Lunch

Sunnan, the KAPS founder, and I had started having lunch my first year in Korea. She wanted an opportunity to practice her English, which she had learned with her daughter from a tutor who visited her house. Her daughter had practiced her English before moving to the UK to continue her career in animation. This was something Sunnan was extremely proud of, a daughter who lived abroad, lived her own life and spoke English.

Sunnan’s English was very good. Sometimes we would get stuck on words and the phone might come out for a translation, but generally we could work it out together. My Korean was never more than embarrassing. Each year I started off with good intentions. Lessons from my co-workers, classes with the Education board. I bought books and practiced with friends but it never lasted long before I got frustrated and gave up.

I developed what I called Survival Korean, most of which was in the Daegu dialect so when I visited Seoul I would get some very strange looks. My Korean got me through school lessons, around the city, it kept me fed and was a crutch through the odd questions in the park about dogs, but was sadly far from useful in a conversation.

Sunnan, Luna and I usually went to the local Bibimbap restaurant. In the winter Sunnan and I would have Dolsot Bibimbap. This is white rice in a bowl, on top laid out very carefully are segments of side dishes, usually spinach, root vegetables and topped with an egg. With Dolsot the bowl is a hot pot and comes sizzling, you mix it straight away and the egg mixes with the vegetables and rice into a tasty meal. In summer it comes in a cold metal dish and the egg is fried, but it is still a great meal.

For myself I always had it without kimchi and Sunnan would always use my gochu sauce. Unfortunately I gave Sunnan a bit of a false impression of foreigners, not a fan of spicy food I always avoided anything with chilli paste and Sunnan assumed this was a foreigner thing. I didn’t realise this until we went out to lunch with the KAPS volunteer team, almost entirely made up of foreigners who love their spicy food! She was quite shocked and delighted to watch them all tuck in to kimchi and gochu packed meals.

My lunches with Sunnan were a favourite time of the week for me. She was such a great story teller, but also she was a unique window for me into Korean culture and she is quite a special person, in that her perspective on things isn’t always the same as many other Korean people.

Luna had her own bag and although sometimes she got nosey and bored, for the most part she would curl up and go to sleep. I’m sure the restaurant owners weren’t particularly happy to have her in there, but Sunnan was a good customer and well known in the area so whenever they brought it up she would wave her hand and in we would go.

bag

Sunnan would tell me stories from her childhood, and of her plans for KAPS, but she would also tell me about family troubles, challenges with the staff and problems with the members of the public who interacted with her through KAPS.

Sunnan’s daily life was an unusual one: a Korean woman, with her own charity, a passion for animal welfare, and the tenacity and determination to stand up to people who had very different beliefs to her.

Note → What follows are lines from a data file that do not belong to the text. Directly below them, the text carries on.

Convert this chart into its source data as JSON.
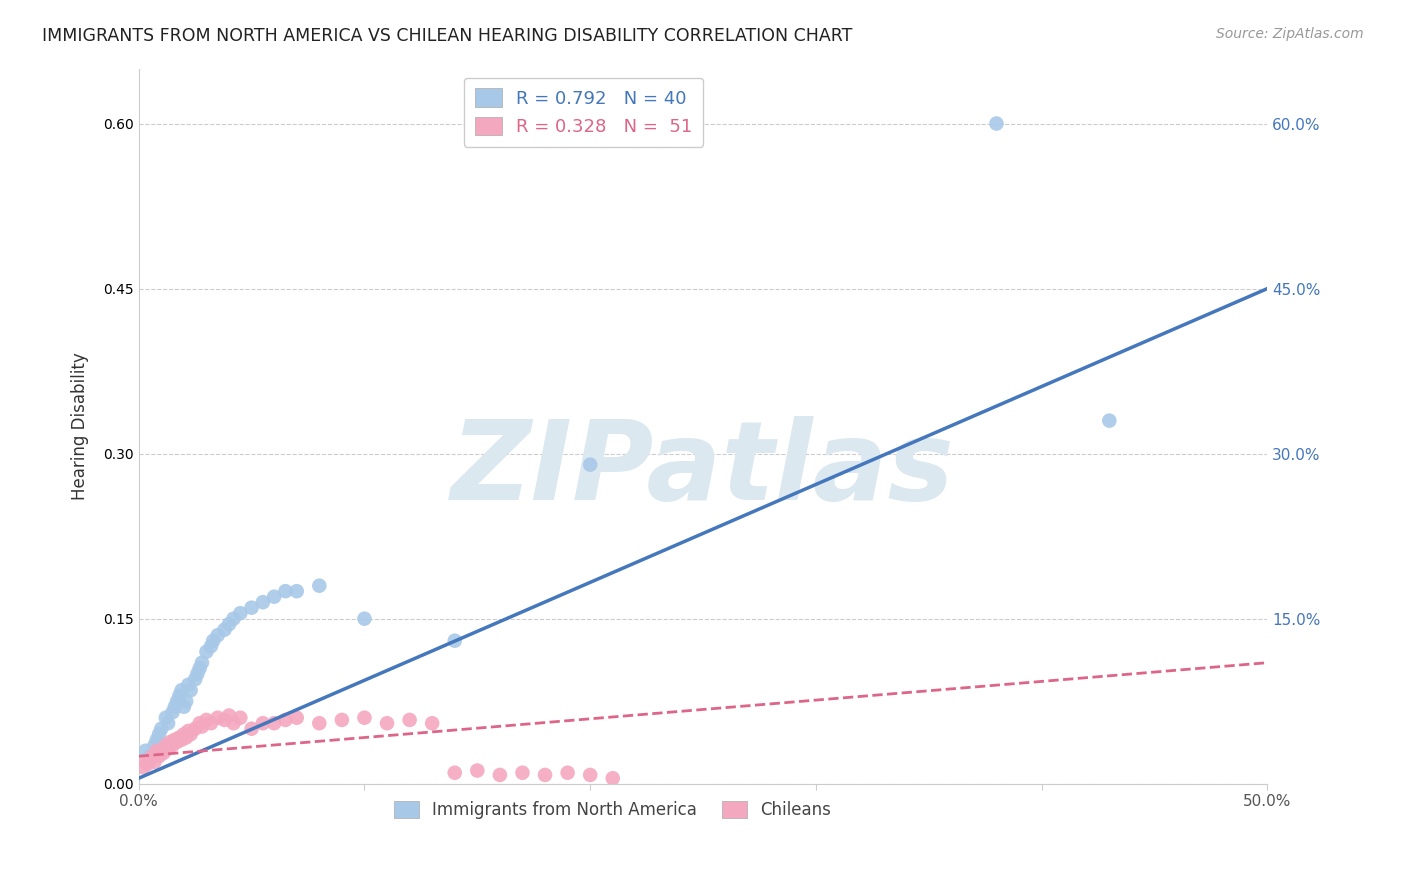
{
  "title": "IMMIGRANTS FROM NORTH AMERICA VS CHILEAN HEARING DISABILITY CORRELATION CHART",
  "source": "Source: ZipAtlas.com",
  "ylabel": "Hearing Disability",
  "xlim": [
    0.0,
    0.5
  ],
  "ylim": [
    0.0,
    0.65
  ],
  "x_ticks": [
    0.0,
    0.1,
    0.2,
    0.3,
    0.4,
    0.5
  ],
  "x_tick_labels": [
    "0.0%",
    "",
    "",
    "",
    "",
    "50.0%"
  ],
  "y_ticks": [
    0.0,
    0.15,
    0.3,
    0.45,
    0.6
  ],
  "y_tick_labels": [
    "",
    "15.0%",
    "30.0%",
    "45.0%",
    "60.0%"
  ],
  "blue_R": 0.792,
  "blue_N": 40,
  "pink_R": 0.328,
  "pink_N": 51,
  "blue_color": "#a8c8e8",
  "pink_color": "#f4a8c0",
  "blue_line_color": "#4477bb",
  "pink_line_color": "#dd6688",
  "legend_blue_label": "Immigrants from North America",
  "legend_pink_label": "Chileans",
  "blue_scatter_x": [
    0.003,
    0.005,
    0.007,
    0.008,
    0.009,
    0.01,
    0.012,
    0.013,
    0.015,
    0.016,
    0.017,
    0.018,
    0.019,
    0.02,
    0.021,
    0.022,
    0.023,
    0.025,
    0.026,
    0.027,
    0.028,
    0.03,
    0.032,
    0.033,
    0.035,
    0.038,
    0.04,
    0.042,
    0.045,
    0.05,
    0.055,
    0.06,
    0.065,
    0.07,
    0.08,
    0.1,
    0.14,
    0.2,
    0.38,
    0.43
  ],
  "blue_scatter_y": [
    0.03,
    0.025,
    0.035,
    0.04,
    0.045,
    0.05,
    0.06,
    0.055,
    0.065,
    0.07,
    0.075,
    0.08,
    0.085,
    0.07,
    0.075,
    0.09,
    0.085,
    0.095,
    0.1,
    0.105,
    0.11,
    0.12,
    0.125,
    0.13,
    0.135,
    0.14,
    0.145,
    0.15,
    0.155,
    0.16,
    0.165,
    0.17,
    0.175,
    0.175,
    0.18,
    0.15,
    0.13,
    0.29,
    0.6,
    0.33
  ],
  "pink_scatter_x": [
    0.002,
    0.003,
    0.004,
    0.005,
    0.006,
    0.007,
    0.008,
    0.009,
    0.01,
    0.011,
    0.012,
    0.013,
    0.014,
    0.015,
    0.016,
    0.017,
    0.018,
    0.019,
    0.02,
    0.021,
    0.022,
    0.023,
    0.025,
    0.027,
    0.028,
    0.03,
    0.032,
    0.035,
    0.038,
    0.04,
    0.042,
    0.045,
    0.05,
    0.055,
    0.06,
    0.065,
    0.07,
    0.08,
    0.09,
    0.1,
    0.11,
    0.12,
    0.13,
    0.14,
    0.15,
    0.16,
    0.17,
    0.18,
    0.19,
    0.2,
    0.21
  ],
  "pink_scatter_y": [
    0.015,
    0.02,
    0.018,
    0.022,
    0.025,
    0.02,
    0.03,
    0.025,
    0.03,
    0.028,
    0.035,
    0.032,
    0.038,
    0.035,
    0.04,
    0.038,
    0.042,
    0.04,
    0.045,
    0.042,
    0.048,
    0.045,
    0.05,
    0.055,
    0.052,
    0.058,
    0.055,
    0.06,
    0.058,
    0.062,
    0.055,
    0.06,
    0.05,
    0.055,
    0.055,
    0.058,
    0.06,
    0.055,
    0.058,
    0.06,
    0.055,
    0.058,
    0.055,
    0.01,
    0.012,
    0.008,
    0.01,
    0.008,
    0.01,
    0.008,
    0.005
  ],
  "background_color": "#ffffff",
  "grid_color": "#cccccc",
  "watermark_text": "ZIPatlas",
  "watermark_color": "#dce8f0"
}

What I learned was that when a stranger entered into a conversation with Sunnan, they often came out with quite a different way of looking at the world to when the conversation began.

sunnan-earth-day

She didn’t worry about embarrassing people or making them lose face, she didn’t worry about telling them they were wrong, or whether as a woman she had a right to tell a man how to behave, all very real problems to every other Korean woman I met. She was certain in her perspective, and in the need for growth of perspective in the Korean psyche, and she didn’t mind being the one to drag people kicking and screaming into the future.

This attitude, of course, gave her many enemies, many people who were angry at her and it was rare for days to go by without an angry phone call. But even these people would come around. I watched her diplomacy and courage and I tried to learn and take heed of her advice. I have no doubt that without Sunnan’s stories and watching her change people’s hearts and minds, I would not be able to do what I do now.